Kenny Dalglish was probably a very good
manager for his time, but for whatever reason, his quest to succeed
Kevin Keegan didn't work. He finished Newcastle in 2nd
place, and unlike the previous season which was also a 2nd
place, that was regarded as a success. But he started dismantling the
Newcastle team, and after one lousy season, he had to be dismissed.

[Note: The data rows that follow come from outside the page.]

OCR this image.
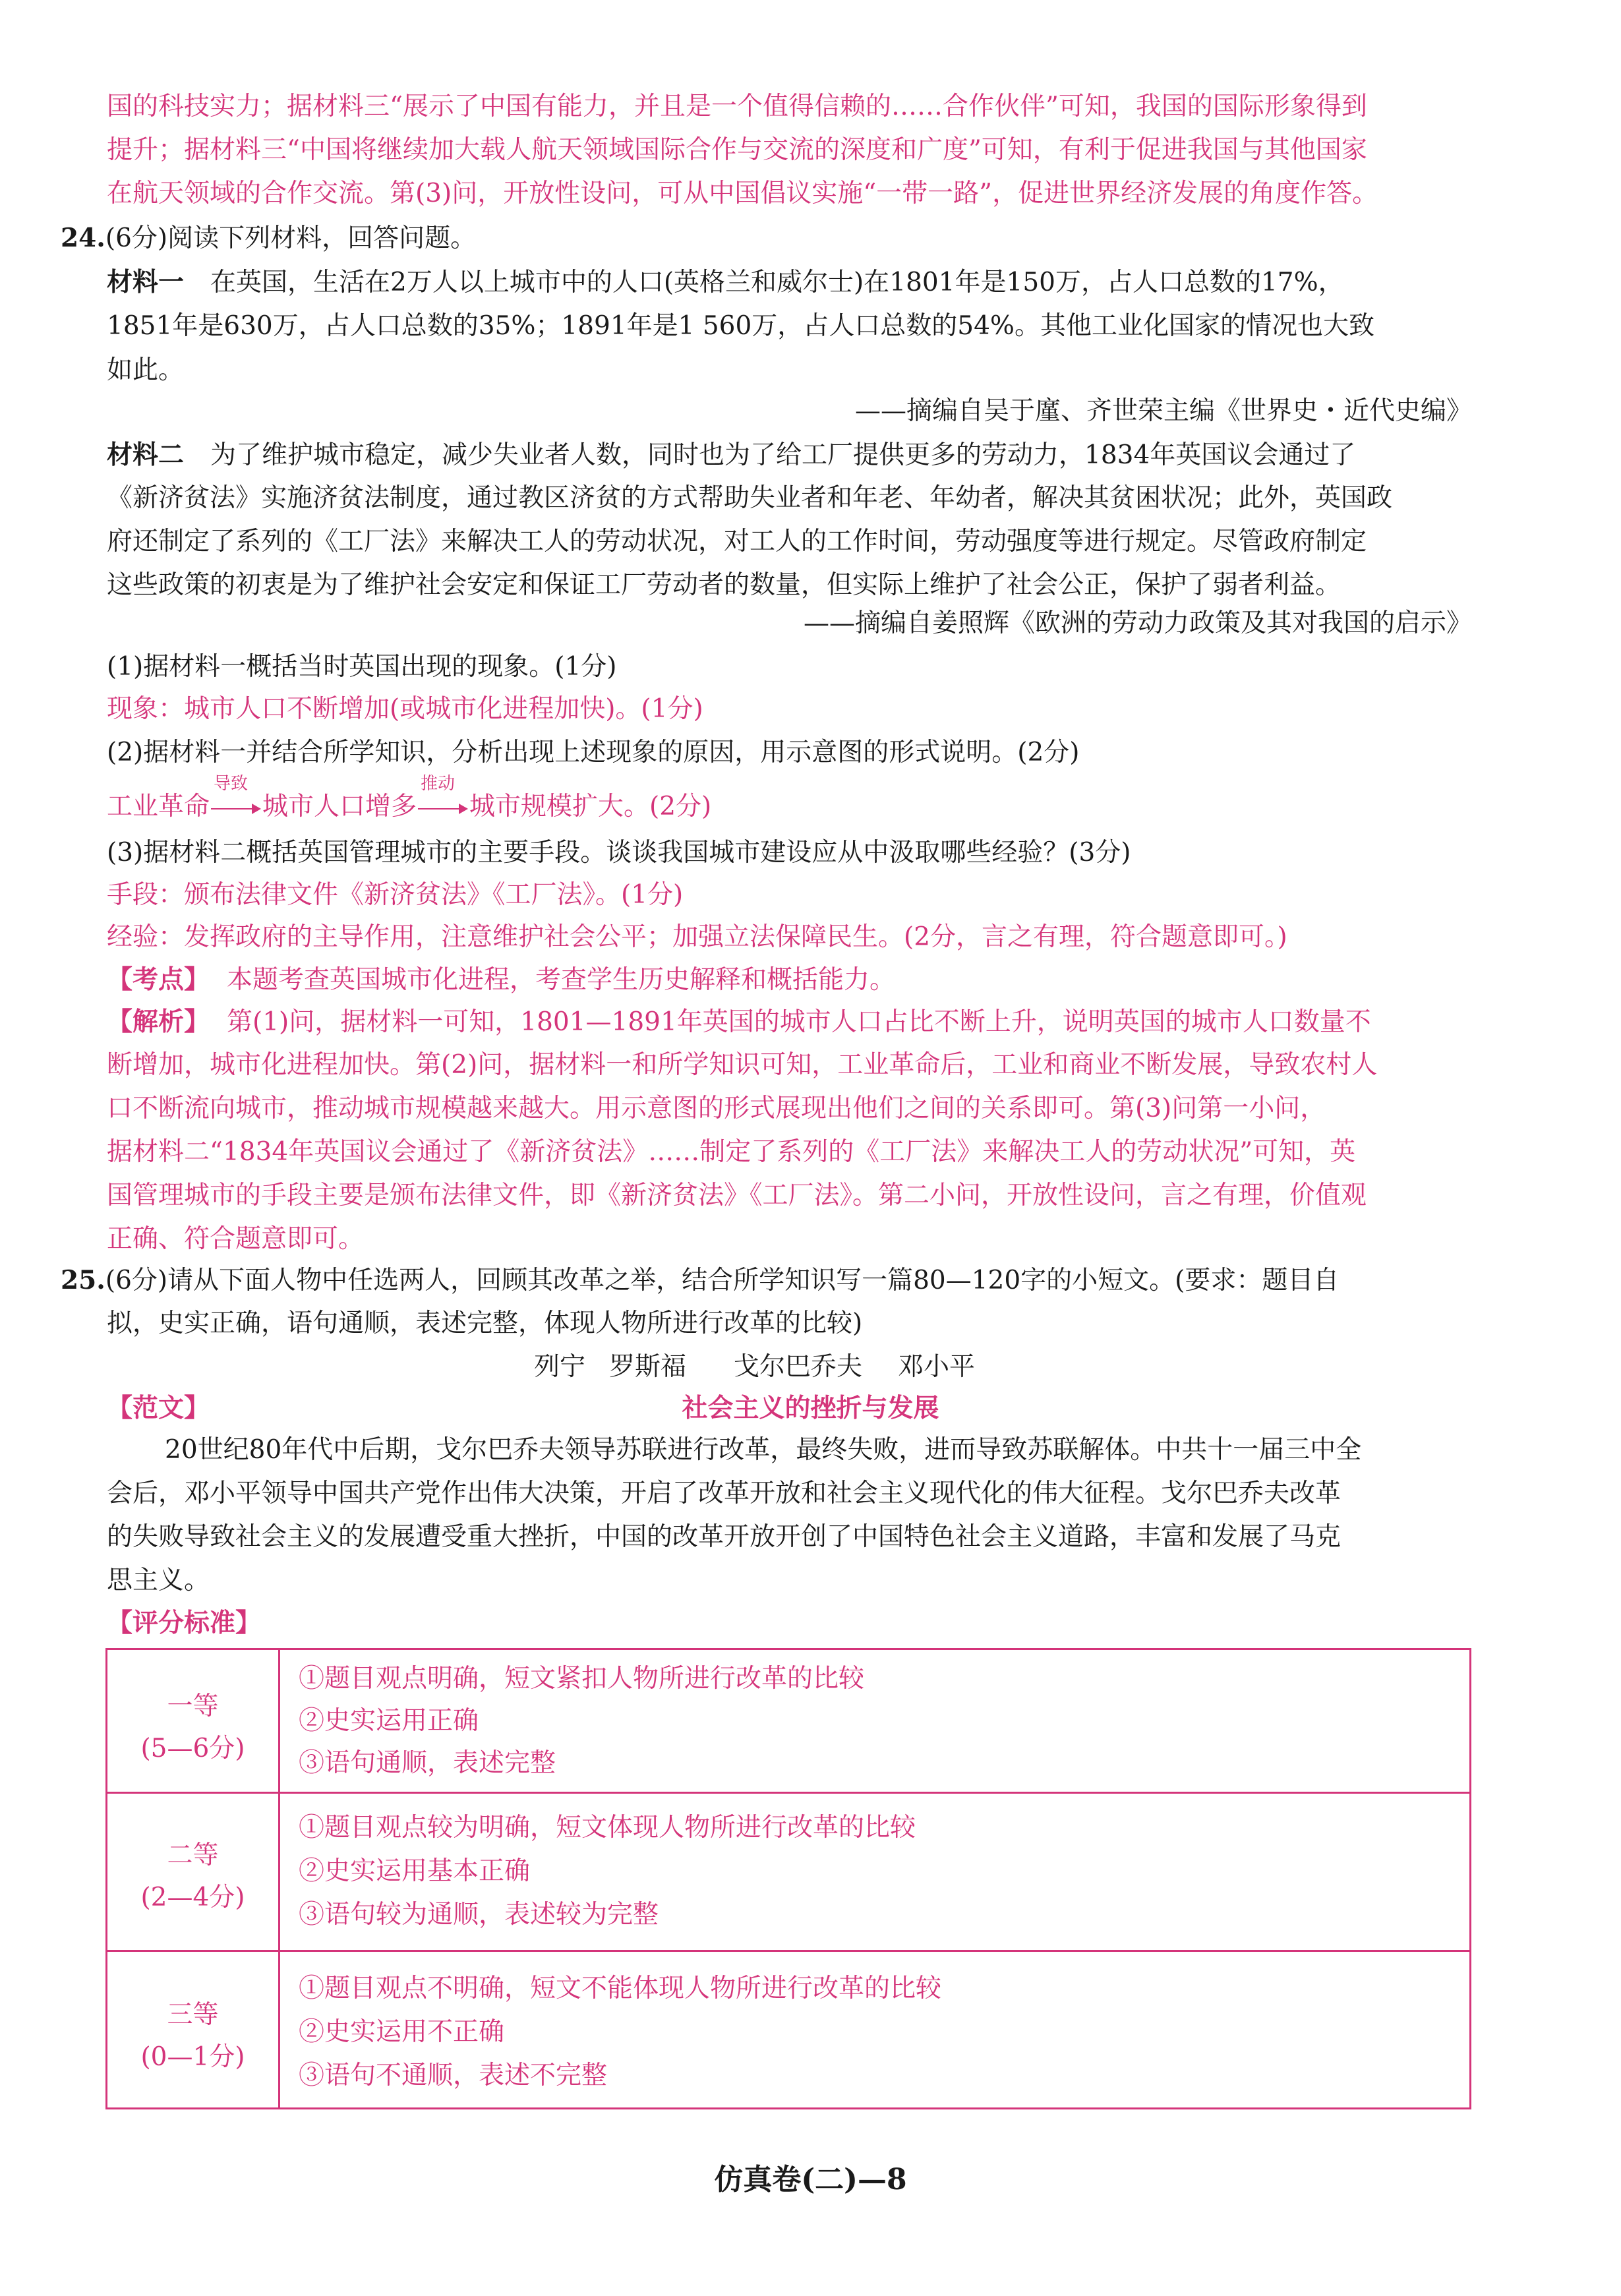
国的科技实力；据材料三“展示了中国有能力，并且是一个值得信赖的……合作伙伴”可知，我国的国际形象得到
提升；据材料三“中国将继续加大载人航天领域国际合作与交流的深度和广度”可知，有利于促进我国与其他国家
在航天领域的合作交流。第(3)问，开放性设问，可从中国倡议实施“一带一路”，促进世界经济发展的角度作答。
24.(6分)阅读下列材料，回答问题。
材料一 在英国，生活在2万人以上城市中的人口(英格兰和威尔士)在1801年是150万，占人口总数的17%，
1851年是630万，占人口总数的35%；1891年是1 560万，占人口总数的54%。其他工业化国家的情况也大致
如此。
——摘编自吴于廑、齐世荣主编《世界史・近代史编》
材料二 为了维护城市稳定，减少失业者人数，同时也为了给工厂提供更多的劳动力，1834年英国议会通过了
《新济贫法》实施济贫法制度，通过教区济贫的方式帮助失业者和年老、年幼者，解决其贫困状况；此外，英国政
府还制定了系列的《工厂法》来解决工人的劳动状况，对工人的工作时间，劳动强度等进行规定。尽管政府制定
这些政策的初衷是为了维护社会安定和保证工厂劳动者的数量，但实际上维护了社会公正，保护了弱者利益。
——摘编自姜照辉《欧洲的劳动力政策及其对我国的启示》
(1)据材料一概括当时英国出现的现象。(1分)
现象：城市人口不断增加(或城市化进程加快)。(1分)
(2)据材料一并结合所学知识，分析出现上述现象的原因，用示意图的形式说明。(2分)
工业革命
导致
城市人口增多
推动
城市规模扩大。(2分)
(3)据材料二概括英国管理城市的主要手段。谈谈我国城市建设应从中汲取哪些经验？(3分)
手段：颁布法律文件《新济贫法》《工厂法》。(1分)
经验：发挥政府的主导作用，注意维护社会公平；加强立法保障民生。(2分，言之有理，符合题意即可。)
【考点】 本题考查英国城市化进程，考查学生历史解释和概括能力。
【解析】 第(1)问，据材料一可知，1801—1891年英国的城市人口占比不断上升，说明英国的城市人口数量不
断增加，城市化进程加快。第(2)问，据材料一和所学知识可知，工业革命后，工业和商业不断发展，导致农村人
口不断流向城市，推动城市规模越来越大。用示意图的形式展现出他们之间的关系即可。第(3)问第一小问，
据材料二“1834年英国议会通过了《新济贫法》……制定了系列的《工厂法》来解决工人的劳动状况”可知，英
国管理城市的手段主要是颁布法律文件，即《新济贫法》《工厂法》。第二小问，开放性设问，言之有理，价值观
正确、符合题意即可。
25.(6分)请从下面人物中任选两人，回顾其改革之举，结合所学知识写一篇80—120字的小短文。(要求：题目自
拟，史实正确，语句通顺，表述完整，体现人物所进行改革的比较)
列宁 罗斯福 戈尔巴乔夫 邓小平
【范文】	社会主义的挫折与发展
20世纪80年代中后期，戈尔巴乔夫领导苏联进行改革，最终失败，进而导致苏联解体。中共十一届三中全
会后，邓小平领导中国共产党作出伟大决策，开启了改革开放和社会主义现代化的伟大征程。戈尔巴乔夫改革
的失败导致社会主义的发展遭受重大挫折，中国的改革开放开创了中国特色社会主义道路，丰富和发展了马克
思主义。
【评分标准】
一等
(5—6分)
①题目观点明确，短文紧扣人物所进行改革的比较
②史实运用正确
③语句通顺，表述完整
二等
(2—4分)
①题目观点较为明确，短文体现人物所进行改革的比较
②史实运用基本正确
③语句较为通顺，表述较为完整
三等
(0—1分)
①题目观点不明确，短文不能体现人物所进行改革的比较
②史实运用不正确
③语句不通顺，表述不完整
仿真卷(二)—8
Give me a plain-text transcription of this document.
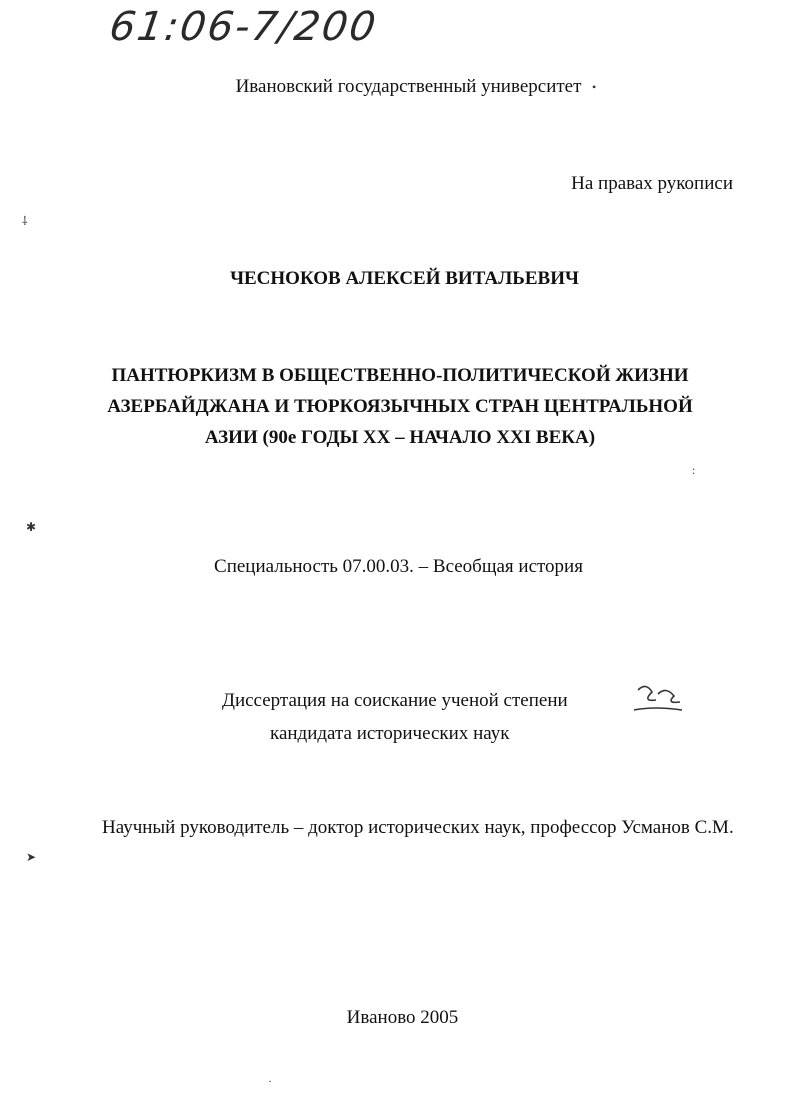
61:06-7/200
Ивановский государственный университет
На правах рукописи
ЧЕСНОКОВ АЛЕКСЕЙ ВИТАЛЬЕВИЧ
ПАНТЮРКИЗМ В ОБЩЕСТВЕННО-ПОЛИТИЧЕСКОЙ ЖИЗНИ
АЗЕРБАЙДЖАНА И ТЮРКОЯЗЫЧНЫХ СТРАН ЦЕНТРАЛЬНОЙ
АЗИИ (90е ГОДЫ XX – НАЧАЛО XXI ВЕКА)
Специальность 07.00.03. – Всеобщая история
Диссертация на соискание ученой степени
кандидата исторических наук
Научный руководитель – доктор исторических наук, профессор Усманов С.М.
Иваново 2005
•
⸸
✱
➤
:
·
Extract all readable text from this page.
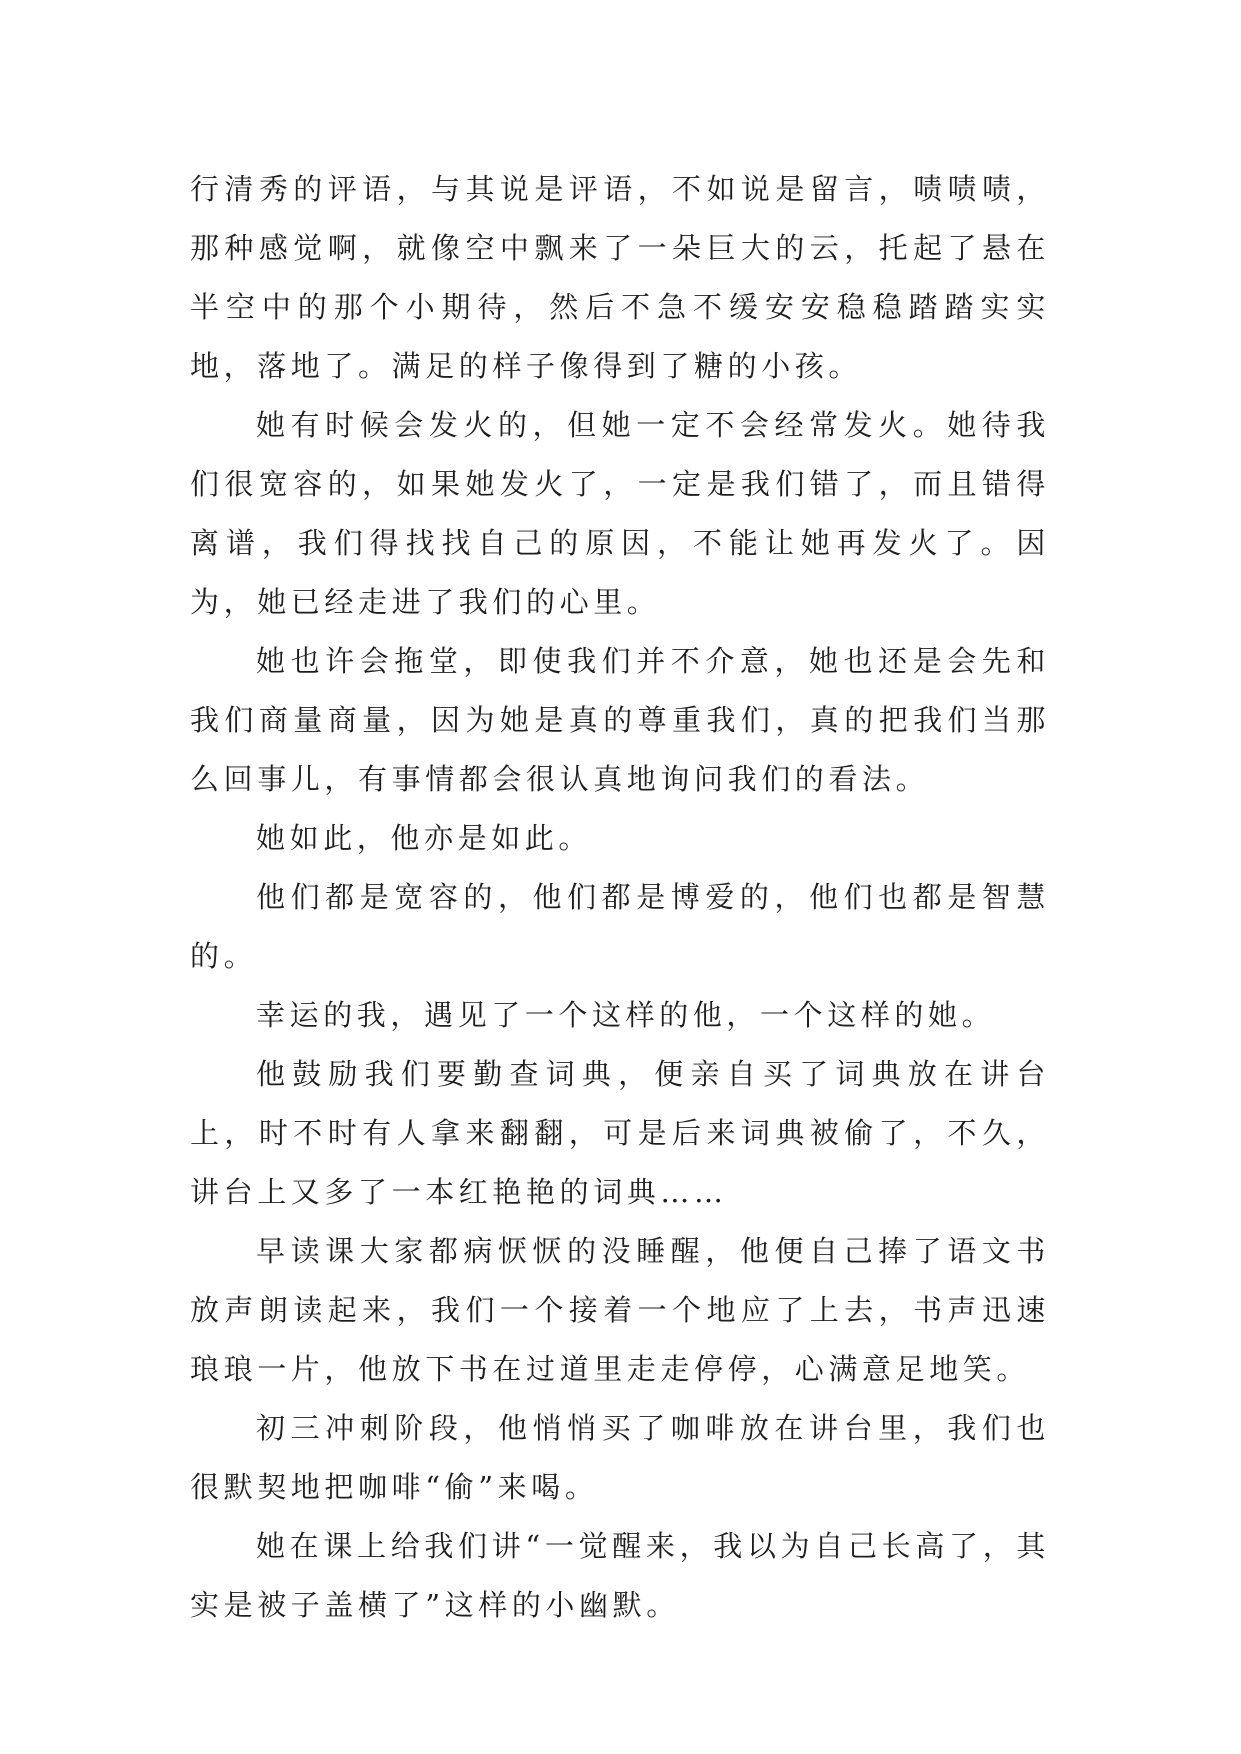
行清秀的评语，与其说是评语，不如说是留言，啧啧啧，那种感觉啊，就像空中飘来了一朵巨大的云，托起了悬在半空中的那个小期待，然后不急不缓安安稳稳踏踏实实地，落地了。满足的样子像得到了糖的小孩。

她有时候会发火的，但她一定不会经常发火。她待我们很宽容的，如果她发火了，一定是我们错了，而且错得离谱，我们得找找自己的原因，不能让她再发火了。因为，她已经走进了我们的心里。

她也许会拖堂，即使我们并不介意，她也还是会先和我们商量商量，因为她是真的尊重我们，真的把我们当那么回事儿，有事情都会很认真地询问我们的看法。

她如此，他亦是如此。

他们都是宽容的，他们都是博爱的，他们也都是智慧的。

幸运的我，遇见了一个这样的他，一个这样的她。

他鼓励我们要勤查词典，便亲自买了词典放在讲台上，时不时有人拿来翻翻，可是后来词典被偷了，不久，讲台上又多了一本红艳艳的词典……

早读课大家都病恹恹的没睡醒，他便自己捧了语文书放声朗读起来，我们一个接着一个地应了上去，书声迅速琅琅一片，他放下书在过道里走走停停，心满意足地笑。

初三冲刺阶段，他悄悄买了咖啡放在讲台里，我们也很默契地把咖啡“偷”来喝。

她在课上给我们讲“一觉醒来，我以为自己长高了，其实是被子盖横了”这样的小幽默。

His lack of success at Newcastle, and later as director of football
at Celtic, would probably be held against him as being a great
manager. Later on, he would be manager at Liverpool again, if only to
ensure that there would no longer be any more clamouring for him to
be the manager. While he did sign Luis Suarez and win 2 domestic
cups, he also signed Andy Carroll for way too much money, and he did
not improve on Liverpool being a mid table side. The fact that
Brendan Rodgers was able to immediately improve Liverpool would also
be held against Dalglish.
There would also be other sides who had
fairly good managers. Sam Allardyce is a pretty good midtable
manager, other than his time at Newcastle. Whatever happened to
Bolton, Blackburn and Everton after he left those clubs would be a
testimony to the work that he did.
Another such manager in this tier would
be David Moyes. He did well at Preston, getting them to their first
whiff of the premier league in many years, but ultimately being
defeated in the play-offs. Everton were regularly the “best of the
rest” in the premier league. They didn't do so badly after he left,
but then came the Moshiri era, and the less said about that, the
better.
So it was quite unexpected that the
defining rivalry of our time in English football would be Man City
and Liverpool, when for years it was Man U, Chelsea and Arsenal. It's
very hard to gaze at the crystal ball and see what the future holds.
The future still looks bright for Arsenal, even though nobody really
knows when they'd next win a football league title. Jurgen Klopp
would leave Liverpool, and nobody really knows where they'd go from
here, although the way things have turned out from the Brendan
Rodgers era onwards, one would think that they'd still be qualifying
for the champion's league regularly at least. Man City's future is
equally uncertain. Pep Guardiola would leave after 2025, and who
would take over from him? The premier league has quite a good roster
of coaching talent. Unai Emery, Thomas Frank, and Eddie Howe. There are
question marks over Graham Potter and Pochettino although Chelsea
football club is a poisoned chalice. There is a chance that Ange Postecoglu and Roberto De Zerbi could be great managers.
Sean Dyche, David Moyes and Marco Silva
look like steady pairs of hands. It's hard to predict what would
happen to Liverpool. I did forsee that Guardiola and Klopp would do a
good job, although I didn't predict that they would turn into all
time greats.
One reason why it's hard to predict the future: it's hard to predict the next great manager. I remember that I didn't see it coming when Arsene Wenger won his first premier league title. Pep Guardiola wasn't the favourite to win the 2009 champion's league because people expected Alex Ferguson to win. I didn't see Unai Emery and Eddie Howe doing as well at Aston Villa and Newcastle as they did. Conversely, when Felix Magath came to Fulham or Egil Osen went to Wimbledon, I was surprised at how badly they did. Or Fabio Capello at England.